Jean-Christophe Leyder (USRA/NASA-GSFC)

Roland Walter (ISDC/Observatoire de Genève); Gregor Rauw (Institut d'Astrophysique et de Géophysique, Liège)

The colliding-wind binary Eta Carinae exhibits soft X-ray thermal emission that varies strongly around the periastron passage. It is known to exhibit non-thermal emission, thanks to its detection in hard X-rays and in gamma-rays. To strengthen the identification of Eta Carinae with the hard X-ray source, we analyzed a long Chandra observation encompassing the INTEGRAL/ISGRI error circle, and all other soft X-ray sources (including the outer shell of Eta Carinae itself) were discarded as likely counter-parts.
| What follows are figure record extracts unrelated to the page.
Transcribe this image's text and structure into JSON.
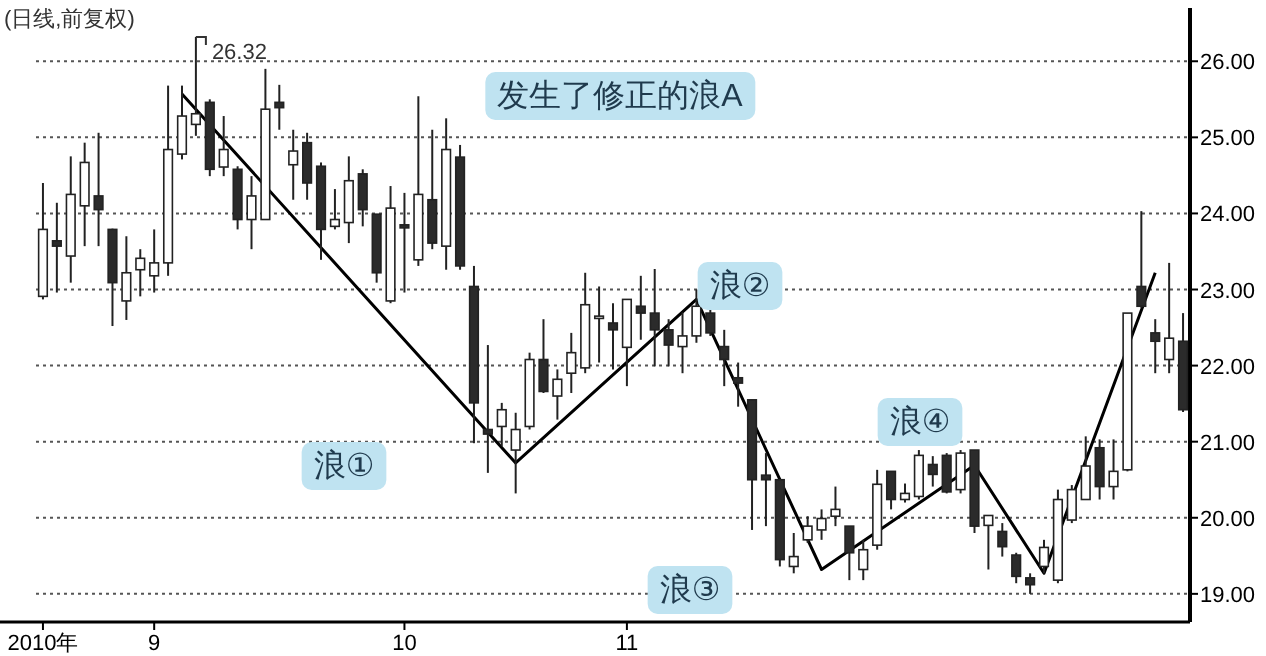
{
  "chart_data": {
    "type": "candlestick",
    "title": "(日线,前复权)",
    "categories": [
      "2010年",
      null,
      null,
      null,
      null,
      null,
      null,
      null,
      "9",
      null,
      null,
      null,
      null,
      null,
      null,
      null,
      null,
      null,
      null,
      null,
      null,
      null,
      null,
      null,
      null,
      null,
      "10",
      null,
      null,
      null,
      null,
      null,
      null,
      null,
      null,
      null,
      null,
      null,
      null,
      null,
      null,
      null,
      "11",
      null,
      null,
      null,
      null,
      null,
      null,
      null,
      null,
      null,
      null,
      null,
      null,
      null,
      null,
      null,
      null,
      null,
      null,
      null,
      null,
      null,
      null,
      null,
      null,
      null,
      null,
      null,
      null,
      null,
      null,
      null,
      null,
      null,
      null,
      null,
      null,
      null,
      null,
      null,
      null
    ],
    "ohlc": [
      [
        22.91,
        24.4,
        22.87,
        23.79
      ],
      [
        23.64,
        24.14,
        22.96,
        23.57
      ],
      [
        23.44,
        24.75,
        23.09,
        24.25
      ],
      [
        24.1,
        24.93,
        23.57,
        24.67
      ],
      [
        24.23,
        25.06,
        23.57,
        24.05
      ],
      [
        23.79,
        23.8,
        22.52,
        23.09
      ],
      [
        22.85,
        23.7,
        22.6,
        23.22
      ],
      [
        23.26,
        23.53,
        22.91,
        23.41
      ],
      [
        23.18,
        23.79,
        22.96,
        23.35
      ],
      [
        23.35,
        25.68,
        23.18,
        24.84
      ],
      [
        24.78,
        25.68,
        24.71,
        25.28
      ],
      [
        25.17,
        26.32,
        25.02,
        25.31
      ],
      [
        25.46,
        25.5,
        24.49,
        24.58
      ],
      [
        24.61,
        25.28,
        24.49,
        24.84
      ],
      [
        24.58,
        24.62,
        23.79,
        23.92
      ],
      [
        23.92,
        24.49,
        23.53,
        24.23
      ],
      [
        23.92,
        25.9,
        23.92,
        25.37
      ],
      [
        25.46,
        25.69,
        25.1,
        25.39
      ],
      [
        24.64,
        25.1,
        24.18,
        24.82
      ],
      [
        24.93,
        25.06,
        24.18,
        24.4
      ],
      [
        24.62,
        24.67,
        23.39,
        23.79
      ],
      [
        23.83,
        24.32,
        23.79,
        23.92
      ],
      [
        23.88,
        24.75,
        23.61,
        24.43
      ],
      [
        24.52,
        24.58,
        23.83,
        24.05
      ],
      [
        23.99,
        23.99,
        23.09,
        23.22
      ],
      [
        22.85,
        24.36,
        22.82,
        24.07
      ],
      [
        23.85,
        24.27,
        22.96,
        23.81
      ],
      [
        23.39,
        25.54,
        23.31,
        24.25
      ],
      [
        24.18,
        25.1,
        23.53,
        23.61
      ],
      [
        23.57,
        25.25,
        23.26,
        24.84
      ],
      [
        24.74,
        24.9,
        23.26,
        23.31
      ],
      [
        23.04,
        23.31,
        20.98,
        21.51
      ],
      [
        21.16,
        22.27,
        20.59,
        21.1
      ],
      [
        21.2,
        21.51,
        20.94,
        21.42
      ],
      [
        20.89,
        21.38,
        20.32,
        21.16
      ],
      [
        21.2,
        22.17,
        21.16,
        22.08
      ],
      [
        22.08,
        22.61,
        21.64,
        21.66
      ],
      [
        21.6,
        21.95,
        21.29,
        21.82
      ],
      [
        21.9,
        22.43,
        21.64,
        22.17
      ],
      [
        21.97,
        23.22,
        21.9,
        22.8
      ],
      [
        22.62,
        23.04,
        22.04,
        22.65
      ],
      [
        22.56,
        22.82,
        21.95,
        22.47
      ],
      [
        22.24,
        22.87,
        21.73,
        22.87
      ],
      [
        22.78,
        23.18,
        22.34,
        22.69
      ],
      [
        22.69,
        23.27,
        21.99,
        22.47
      ],
      [
        22.47,
        22.61,
        21.99,
        22.27
      ],
      [
        22.25,
        22.7,
        21.9,
        22.39
      ],
      [
        22.39,
        23.0,
        22.3,
        22.78
      ],
      [
        22.69,
        22.78,
        22.39,
        22.43
      ],
      [
        22.25,
        22.47,
        21.73,
        22.08
      ],
      [
        21.84,
        22.04,
        21.46,
        21.77
      ],
      [
        21.55,
        21.55,
        19.84,
        20.5
      ],
      [
        20.56,
        20.85,
        19.89,
        20.5
      ],
      [
        20.5,
        20.5,
        19.36,
        19.45
      ],
      [
        19.36,
        19.8,
        19.27,
        19.49
      ],
      [
        19.71,
        20.02,
        19.67,
        19.89
      ],
      [
        19.84,
        20.11,
        19.71,
        19.99
      ],
      [
        20.02,
        20.41,
        19.89,
        20.11
      ],
      [
        19.89,
        19.89,
        19.18,
        19.54
      ],
      [
        19.32,
        19.71,
        19.18,
        19.58
      ],
      [
        19.64,
        20.63,
        19.58,
        20.44
      ],
      [
        20.61,
        20.61,
        20.11,
        20.24
      ],
      [
        20.24,
        20.45,
        20.2,
        20.32
      ],
      [
        20.28,
        20.89,
        20.24,
        20.82
      ],
      [
        20.7,
        20.81,
        20.41,
        20.57
      ],
      [
        20.82,
        20.85,
        20.32,
        20.34
      ],
      [
        20.37,
        20.89,
        20.32,
        20.85
      ],
      [
        20.89,
        20.89,
        19.8,
        19.89
      ],
      [
        19.9,
        20.03,
        19.32,
        20.03
      ],
      [
        19.82,
        19.93,
        19.49,
        19.62
      ],
      [
        19.51,
        19.54,
        19.14,
        19.23
      ],
      [
        19.21,
        19.27,
        19.0,
        19.12
      ],
      [
        19.36,
        19.71,
        19.27,
        19.61
      ],
      [
        19.18,
        20.37,
        19.14,
        20.24
      ],
      [
        19.97,
        20.43,
        19.93,
        20.37
      ],
      [
        20.24,
        21.07,
        20.24,
        20.68
      ],
      [
        20.92,
        21.03,
        20.24,
        20.41
      ],
      [
        20.41,
        21.03,
        20.24,
        20.61
      ],
      [
        20.63,
        22.69,
        20.61,
        22.69
      ],
      [
        23.04,
        24.03,
        22.76,
        22.78
      ],
      [
        22.43,
        22.61,
        21.9,
        22.32
      ],
      [
        22.08,
        23.35,
        21.9,
        22.36
      ],
      [
        22.32,
        22.69,
        21.39,
        21.42
      ]
    ],
    "series": [
      {
        "type": "line",
        "color": "#000000",
        "values": [
          null,
          null,
          null,
          null,
          null,
          null,
          null,
          null,
          null,
          null,
          25.57,
          null,
          null,
          null,
          null,
          null,
          null,
          null,
          null,
          null,
          null,
          null,
          null,
          null,
          null,
          null,
          null,
          null,
          null,
          null,
          null,
          null,
          null,
          null,
          20.72,
          null,
          null,
          null,
          null,
          null,
          null,
          null,
          null,
          null,
          null,
          null,
          null,
          22.87,
          null,
          null,
          null,
          null,
          null,
          null,
          null,
          null,
          19.32,
          null,
          null,
          null,
          null,
          null,
          null,
          null,
          null,
          null,
          null,
          20.69,
          null,
          null,
          null,
          null,
          19.27,
          null,
          null,
          null,
          null,
          null,
          null,
          null,
          23.22,
          null,
          null
        ]
      }
    ],
    "ylim": [
      18.63,
      26.7
    ],
    "yticks": [
      {
        "value": 19,
        "label": "19.00"
      },
      {
        "value": 20,
        "label": "20.00"
      },
      {
        "value": 21,
        "label": "21.00"
      },
      {
        "value": 22,
        "label": "22.00"
      },
      {
        "value": 23,
        "label": "23.00"
      },
      {
        "value": 24,
        "label": "24.00"
      },
      {
        "value": 25,
        "label": "25.00"
      },
      {
        "value": 26,
        "label": "26.00"
      }
    ],
    "grid": "y",
    "annotations": [
      "26.32",
      "发生了修正的浪A",
      "浪①",
      "浪②",
      "浪③",
      "浪④"
    ]
  }
}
To expand the knowledge of the physical processes governing the X-ray lightcurve, we studied new hard X-ray images of Eta Carinae close to periastron, and compared to previous observations far from periastron. We found that the INTEGRAL component, when represented by a power law (with a photon index of 1.8), would produce more emission in the Chandra band than observed from any point source in the ISGRI error circle apart from Eta Carinae, as long as the hydrogen column density to the ISGRI source is lower than 10^{24} cm^{-2}. Sources with such a high absorption are very rare, thus the hard X- ray emission is very likely to be associated with Eta Carinae. The eventual contribution of the outer shell to the non-thermal component also remains fairly limited. Close to periastron passage, a 3-sigma detection is achieved for the hard X-ray emission of Eta Carinae, with a flux similar to the average value far from periastron. Assuming a single absorption component for both the thermal and non-thermal sources, this 3-sigma detection can be explained with a hydrogen column density that does not exceed 6*10^{23} cm^{−2} without resorting to an intrinsic increase in the hard X-ray emission. The energy injected in hard X-rays (averaged over a month timescale) appears to be rather constant at least as close as a few stellar radii, well within the acceleration region of the wind.